Today has been a bit a daze.
But in a good way.
I've been feeling light headed and dizzy and weak all day. But on the inside I'm not feeling shit. I have eaten my meals. I have felt strong. This morning, I was in a battle.. who is in my head, who am I listening to? It was so clear that both Anna and Fay were there. As I stood in the shower they were wrecking my brains. I stood in the mirror convincing myself I was fat. But Fay still wanted me to eat my extras, and she wanted me to do things, she wanted me to do some writing and do some research on internet and she told me that I need to eat to do these things.

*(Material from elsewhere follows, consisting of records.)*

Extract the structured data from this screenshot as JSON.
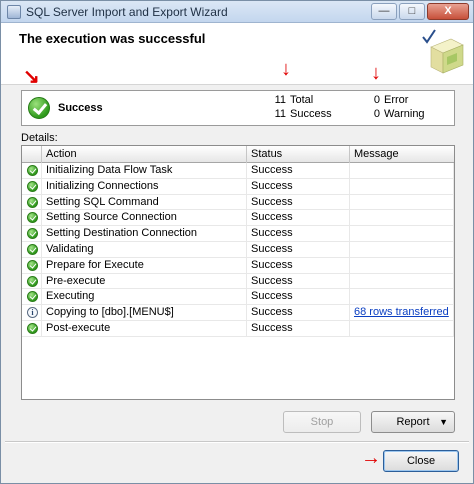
{
  "window": {
    "title": "SQL Server Import and Export Wizard",
    "controls": {
      "minimize": "—",
      "maximize": "□",
      "close": "X"
    }
  },
  "header": {
    "title": "The execution was successful"
  },
  "summary": {
    "status": "Success",
    "total_count": "11",
    "total_label": "Total",
    "success_count": "11",
    "success_label": "Success",
    "error_count": "0",
    "error_label": "Error",
    "warning_count": "0",
    "warning_label": "Warning"
  },
  "details": {
    "label": "Details:",
    "columns": {
      "action": "Action",
      "status": "Status",
      "message": "Message"
    },
    "rows": [
      {
        "icon": "success-icon",
        "action": "Initializing Data Flow Task",
        "status": "Success",
        "message": ""
      },
      {
        "icon": "success-icon",
        "action": "Initializing Connections",
        "status": "Success",
        "message": ""
      },
      {
        "icon": "success-icon",
        "action": "Setting SQL Command",
        "status": "Success",
        "message": ""
      },
      {
        "icon": "success-icon",
        "action": "Setting Source Connection",
        "status": "Success",
        "message": ""
      },
      {
        "icon": "success-icon",
        "action": "Setting Destination Connection",
        "status": "Success",
        "message": ""
      },
      {
        "icon": "success-icon",
        "action": "Validating",
        "status": "Success",
        "message": ""
      },
      {
        "icon": "success-icon",
        "action": "Prepare for Execute",
        "status": "Success",
        "message": ""
      },
      {
        "icon": "success-icon",
        "action": "Pre-execute",
        "status": "Success",
        "message": ""
      },
      {
        "icon": "success-icon",
        "action": "Executing",
        "status": "Success",
        "message": ""
      },
      {
        "icon": "info-icon",
        "action": "Copying to [dbo].[MENU$]",
        "status": "Success",
        "message": "68 rows transferred"
      },
      {
        "icon": "success-icon",
        "action": "Post-execute",
        "status": "Success",
        "message": ""
      }
    ]
  },
  "buttons": {
    "stop": "Stop",
    "report": "Report",
    "close": "Close"
  },
  "colors": {
    "annotation": "#e00000",
    "link": "#0b3fc2",
    "success": "#2f9a1c"
  }
}
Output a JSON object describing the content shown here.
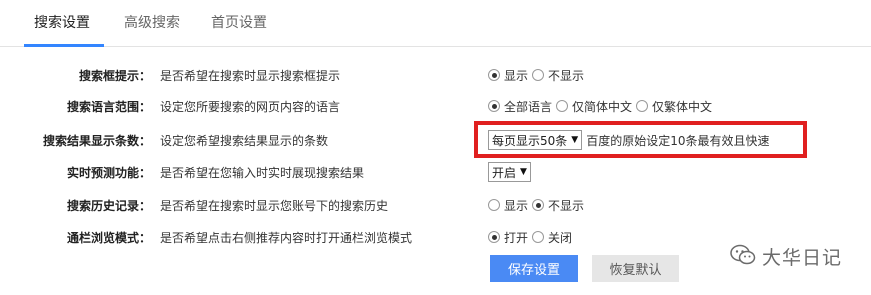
{
  "tabs": [
    {
      "label": "搜索设置",
      "active": true
    },
    {
      "label": "高级搜索",
      "active": false
    },
    {
      "label": "首页设置",
      "active": false
    }
  ],
  "settings": [
    {
      "label": "搜索框提示：",
      "desc": "是否希望在搜索时显示搜索框提示",
      "options": [
        {
          "text": "显示",
          "checked": true
        },
        {
          "text": "不显示",
          "checked": false
        }
      ]
    },
    {
      "label": "搜索语言范围：",
      "desc": "设定您所要搜索的网页内容的语言",
      "options": [
        {
          "text": "全部语言",
          "checked": true
        },
        {
          "text": "仅简体中文",
          "checked": false
        },
        {
          "text": "仅繁体中文",
          "checked": false
        }
      ]
    },
    {
      "label": "搜索结果显示条数：",
      "desc": "设定您希望搜索结果显示的条数",
      "select": "每页显示50条",
      "hint": "百度的原始设定10条最有效且快速"
    },
    {
      "label": "实时预测功能：",
      "desc": "是否希望在您输入时实时展现搜索结果",
      "select": "开启"
    },
    {
      "label": "搜索历史记录：",
      "desc": "是否希望在搜索时显示您账号下的搜索历史",
      "options": [
        {
          "text": "显示",
          "checked": false
        },
        {
          "text": "不显示",
          "checked": true
        }
      ]
    },
    {
      "label": "通栏浏览模式：",
      "desc": "是否希望点击右侧推荐内容时打开通栏浏览模式",
      "options": [
        {
          "text": "打开",
          "checked": true
        },
        {
          "text": "关闭",
          "checked": false
        }
      ]
    }
  ],
  "buttons": {
    "save": "保存设置",
    "reset": "恢复默认"
  },
  "watermark": {
    "text": "大华日记",
    "icon": "wechat-icon"
  },
  "colors": {
    "accent": "#3385ff",
    "save_bg": "#4a8af4",
    "highlight": "#e02020"
  }
}
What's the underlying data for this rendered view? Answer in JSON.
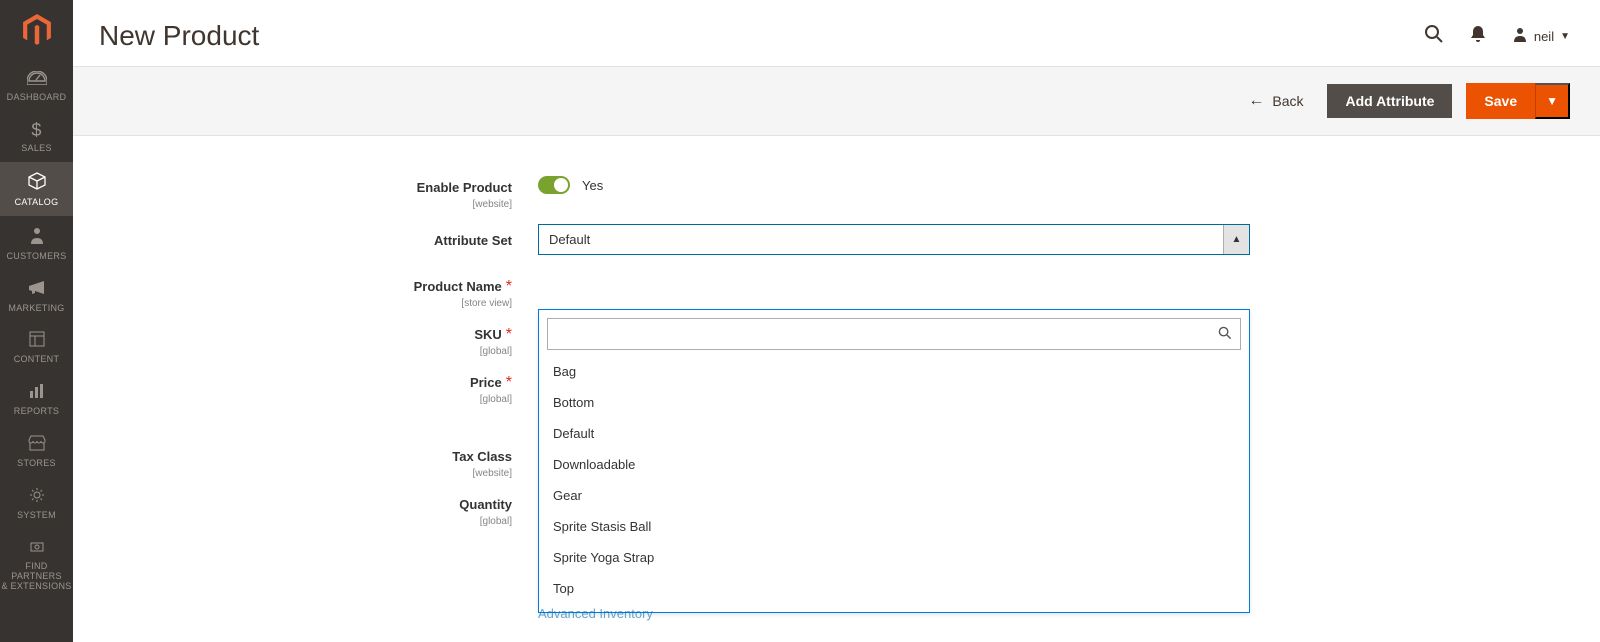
{
  "sidebar": {
    "items": [
      {
        "label": "DASHBOARD"
      },
      {
        "label": "SALES"
      },
      {
        "label": "CATALOG"
      },
      {
        "label": "CUSTOMERS"
      },
      {
        "label": "MARKETING"
      },
      {
        "label": "CONTENT"
      },
      {
        "label": "REPORTS"
      },
      {
        "label": "STORES"
      },
      {
        "label": "SYSTEM"
      },
      {
        "label": "FIND PARTNERS\n& EXTENSIONS"
      }
    ]
  },
  "header": {
    "title": "New Product",
    "user_name": "neil"
  },
  "toolbar": {
    "back_label": "Back",
    "add_attribute_label": "Add Attribute",
    "save_label": "Save"
  },
  "form": {
    "enable_product": {
      "label": "Enable Product",
      "scope": "[website]",
      "value_label": "Yes"
    },
    "attribute_set": {
      "label": "Attribute Set",
      "value": "Default"
    },
    "product_name": {
      "label": "Product Name",
      "scope": "[store view]"
    },
    "sku": {
      "label": "SKU",
      "scope": "[global]"
    },
    "price": {
      "label": "Price",
      "scope": "[global]"
    },
    "tax_class": {
      "label": "Tax Class",
      "scope": "[website]"
    },
    "quantity": {
      "label": "Quantity",
      "scope": "[global]"
    },
    "advanced_inventory_label": "Advanced Inventory"
  },
  "dropdown": {
    "options": [
      "Bag",
      "Bottom",
      "Default",
      "Downloadable",
      "Gear",
      "Sprite Stasis Ball",
      "Sprite Yoga Strap",
      "Top"
    ]
  }
}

Then Anna was there, Niamh, you can do all that, without food.. O god, they are driving me mad!!! I just wanted to stop thinking about it all, I wanted to stop analyzing it all.. I was starting to drive myself crazy..
And then my first savior of today..my little sister Eileen said we'd go down town, in the taxi of course.. no walking for this little old lady listening to Fay, storing my calories.. So, I was out and about, taking it easy, chatting with a cup-a-tea.
And then my second savior of today..my cousin Mark.. You star! All your wise words were hitting home and just made my day complete! They all hold so much truth and have given me so much joy today.
So, this has been a joyous day, in my head.. I have to take as much from days like these as possible, they are so precious, I don't know when the next one will be.. So thank you Eileen and Mark for making me feel human! You are both 2 little stars!